In Egitto 100 mila copti in piazza per la libertà di culto e i diritti civili
Circa 100mila egiziani copti — accompagnati anche da numerosi musulmani — hanno sfilato,
sabato, lungo le strade che dal distretto di Shobra, a nord del Cairo, conducono fino
alla piazza Tahrir per chiedere il rispetto della libertà di culto e dei diritti civili.
Secondo quanto riferisce l’Osservatore Romano, la lunga catena umana ha poi composto
la forma di una grande piramide, il simbolo più conosciuto della nazione, per mostrare,
è stato sottolineato, “che i copti sono una presenza attiva e hanno esigenze giuste
e legali”. Nel Paese non si placano, infatti, i timori per gli attacchi condotti dai
gruppi musulmani che alimentano l’odio tra le comunità religiose e che prendono di
mira, in particolare, proprio le chiese cristiane. In particolare, la comunità copta
guarda soprattutto alla nuova Costituzione che, nelle aspirazioni generali, dovrebbe
rafforzare la democrazia, chiedendo il rispetto dello Stato di diritto, in particolare,
la libertà di praticare il proprio credo e la fine dell’impunità per i colpevoli delle
violenze. Un sacerdote copto ortodosso, padre Mettias Nasr, ha sottolineato: “Vogliamo
un Stato democratico e una Costituzione che eviti qualsiasi discriminazione”. E ha
aggiunto: “Desideriamo soprattutto che le nostre chiese tornino a essere luoghi di
raccoglimento e quelle che sono state chiuse per motivi di sicurezza vengano riaperte”.

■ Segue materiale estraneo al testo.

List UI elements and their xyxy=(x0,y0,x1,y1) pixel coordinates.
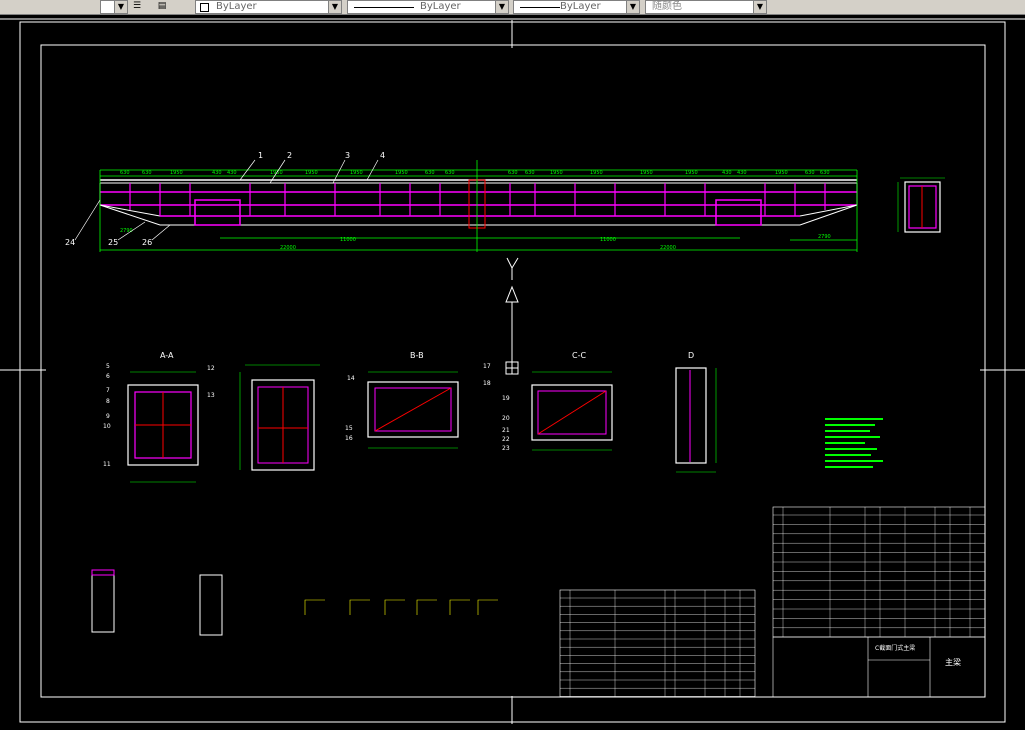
bom-table-grid xyxy=(560,507,985,697)
main-girder-elevation: 630 630 1950 430 430 1950 1950 1950 1950 630 63… xyxy=(65,151,858,252)
svg-text:630: 630 xyxy=(525,170,535,176)
chevron-down-icon: ▼ xyxy=(626,1,639,13)
svg-text:1950: 1950 xyxy=(550,170,563,176)
layer-states-icon[interactable]: ☰ xyxy=(130,0,144,12)
cc-label-23: 23 xyxy=(502,445,510,452)
linetype-value: ByLayer xyxy=(420,1,461,12)
chevron-down-icon: ▼ xyxy=(114,1,127,13)
chevron-down-icon: ▼ xyxy=(328,1,341,13)
aa-label-6: 6 xyxy=(106,373,110,380)
svg-text:22000: 22000 xyxy=(280,245,296,251)
section-c-c-title: C-C xyxy=(572,351,586,360)
layer-manager-icon[interactable]: ▤ xyxy=(155,0,169,12)
linetype-sample xyxy=(354,7,414,8)
part-label-1: 1 xyxy=(258,151,263,160)
aa-label-12: 12 xyxy=(207,365,215,372)
section-d-title: D xyxy=(688,351,694,360)
properties-toolbar: ▼ ☰ ▤ ByLayer ▼ ByLayer ▼ ByLayer ▼ 随颜色 … xyxy=(0,0,1025,15)
aa-label-9: 9 xyxy=(106,413,110,420)
svg-text:630: 630 xyxy=(508,170,518,176)
svg-text:430: 430 xyxy=(722,170,732,176)
section-d: D xyxy=(675,351,717,473)
color-control-dropdown[interactable]: ByLayer ▼ xyxy=(195,0,342,14)
svg-text:1950: 1950 xyxy=(350,170,363,176)
svg-text:430: 430 xyxy=(212,170,222,176)
svg-text:2790: 2790 xyxy=(818,234,831,240)
stiffener-details xyxy=(91,569,498,636)
plot-style-dropdown[interactable]: 随颜色 ▼ xyxy=(645,0,767,14)
svg-text:630: 630 xyxy=(425,170,435,176)
bb-label-15: 15 xyxy=(345,425,353,432)
svg-text:630: 630 xyxy=(820,170,830,176)
svg-text:1950: 1950 xyxy=(775,170,788,176)
svg-text:1950: 1950 xyxy=(305,170,318,176)
part-label-25: 25 xyxy=(108,238,118,247)
title-block-part: 主梁 xyxy=(945,657,961,667)
section-b-b-title: B-B xyxy=(410,351,424,360)
lineweight-value: ByLayer xyxy=(560,1,601,12)
svg-text:22000: 22000 xyxy=(660,245,676,251)
cad-drawing: 6306301950 4304301950 195019501950 63063… xyxy=(0,18,1025,724)
cc-label-21: 21 xyxy=(502,427,510,434)
linetype-control-dropdown[interactable]: ByLayer ▼ xyxy=(347,0,509,14)
bb-label-14: 14 xyxy=(347,375,355,382)
cc-label-22: 22 xyxy=(502,436,510,443)
view-dropdown[interactable]: ▼ xyxy=(100,0,128,14)
svg-text:1950: 1950 xyxy=(640,170,653,176)
color-swatch xyxy=(200,3,209,12)
svg-text:2790: 2790 xyxy=(120,228,133,234)
part-label-4: 4 xyxy=(380,151,385,160)
section-diaphragm xyxy=(239,364,320,471)
svg-text:630: 630 xyxy=(142,170,152,176)
lineweight-control-dropdown[interactable]: ByLayer ▼ xyxy=(513,0,640,14)
title-block xyxy=(559,506,986,698)
aa-label-11: 11 xyxy=(103,461,111,468)
cc-label-20: 20 xyxy=(502,415,510,422)
bb-label-18: 18 xyxy=(483,380,491,387)
view-direction-markers xyxy=(505,257,519,375)
svg-text:1950: 1950 xyxy=(685,170,698,176)
svg-text:11000: 11000 xyxy=(340,237,356,243)
svg-text:1950: 1950 xyxy=(590,170,603,176)
svg-text:630: 630 xyxy=(120,170,130,176)
aa-label-13: 13 xyxy=(207,392,215,399)
lineweight-sample xyxy=(520,7,560,8)
technical-notes xyxy=(825,418,883,468)
svg-text:1950: 1950 xyxy=(170,170,183,176)
svg-text:430: 430 xyxy=(737,170,747,176)
svg-text:630: 630 xyxy=(445,170,455,176)
chevron-down-icon: ▼ xyxy=(495,1,508,13)
bb-label-17: 17 xyxy=(483,363,491,370)
aa-label-8: 8 xyxy=(106,398,110,405)
part-label-2: 2 xyxy=(287,151,292,160)
color-value: ByLayer xyxy=(216,1,257,12)
aa-label-5: 5 xyxy=(106,363,110,370)
part-label-3: 3 xyxy=(345,151,350,160)
part-label-24: 24 xyxy=(65,238,75,247)
cc-label-19: 19 xyxy=(502,395,510,402)
chevron-down-icon: ▼ xyxy=(753,1,766,13)
plot-style-value: 随颜色 xyxy=(652,1,682,12)
svg-text:430: 430 xyxy=(227,170,237,176)
aa-label-10: 10 xyxy=(103,423,111,430)
section-b-b: B-B 14 15 16 17 18 xyxy=(345,351,491,449)
svg-text:630: 630 xyxy=(805,170,815,176)
bb-label-16: 16 xyxy=(345,435,353,442)
end-section-view xyxy=(897,177,945,233)
section-a-a: A-A 5 6 7 8 9 10 11 12 13 xyxy=(103,351,215,483)
aa-label-7: 7 xyxy=(106,387,110,394)
sheet-inner-border xyxy=(40,44,986,698)
svg-text:1950: 1950 xyxy=(395,170,408,176)
svg-text:11000: 11000 xyxy=(600,237,616,243)
part-label-26: 26 xyxy=(142,238,152,247)
section-a-a-title: A-A xyxy=(160,351,174,360)
title-block-name: C截面门式主梁 xyxy=(875,644,915,652)
drawing-canvas[interactable]: 6306301950 4304301950 195019501950 63063… xyxy=(0,14,1025,726)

Un altro religioso, padre Filopareer Gamil, ha poi rilevato: “Chi attacca i copti
non viene mai punito e spesso la questione viene risolta con generiche sollecitazioni
alla riconciliazione”. In Egitto è da tempo in corso una strisciante ascesa del fondamentalismo
religioso che desta preoccupazione tra le minoranze religiose. Si tratta di gruppi
di estremisti, talvolta non numericamente rilevanti, ma comunque in grado di alimentare
ansie e paure tra le varie comunità. Tra questi spiccano, ad esempio, l’Islamic Jihad
Movement e i salafiti le cui attività, organizzate in base a logiche militariste e
terroristiche, puntano all’applicazione della sharia in tutto il Paese. Spesso i fondamentalisti
si servono di banali pretesti per colpire le minoranze, facendo leva soprattutto sulle,
talvolta, deboli reazioni delle forze dell’ordine. Padre Luciano Verdoscia, un missionario
comboniano, che da anni opera in Egitto sostiene che la gente “sia consapevole del
pericolo del fondamentalismo religioso. Il messaggio fondamentalista non ha attecchito
tra i giovani che hanno partecipato alle proteste popolari, che sanno bene cosa significhi”.
Tuttavia, ha concluso il missionario “esiste un divario tra i giovani e gli strati
più ignoranti della popolazione, che possono essere facilmente influenzati dai predicatori
islamici, come si è visto in occasione del referendum costituzionale”. (M.G.)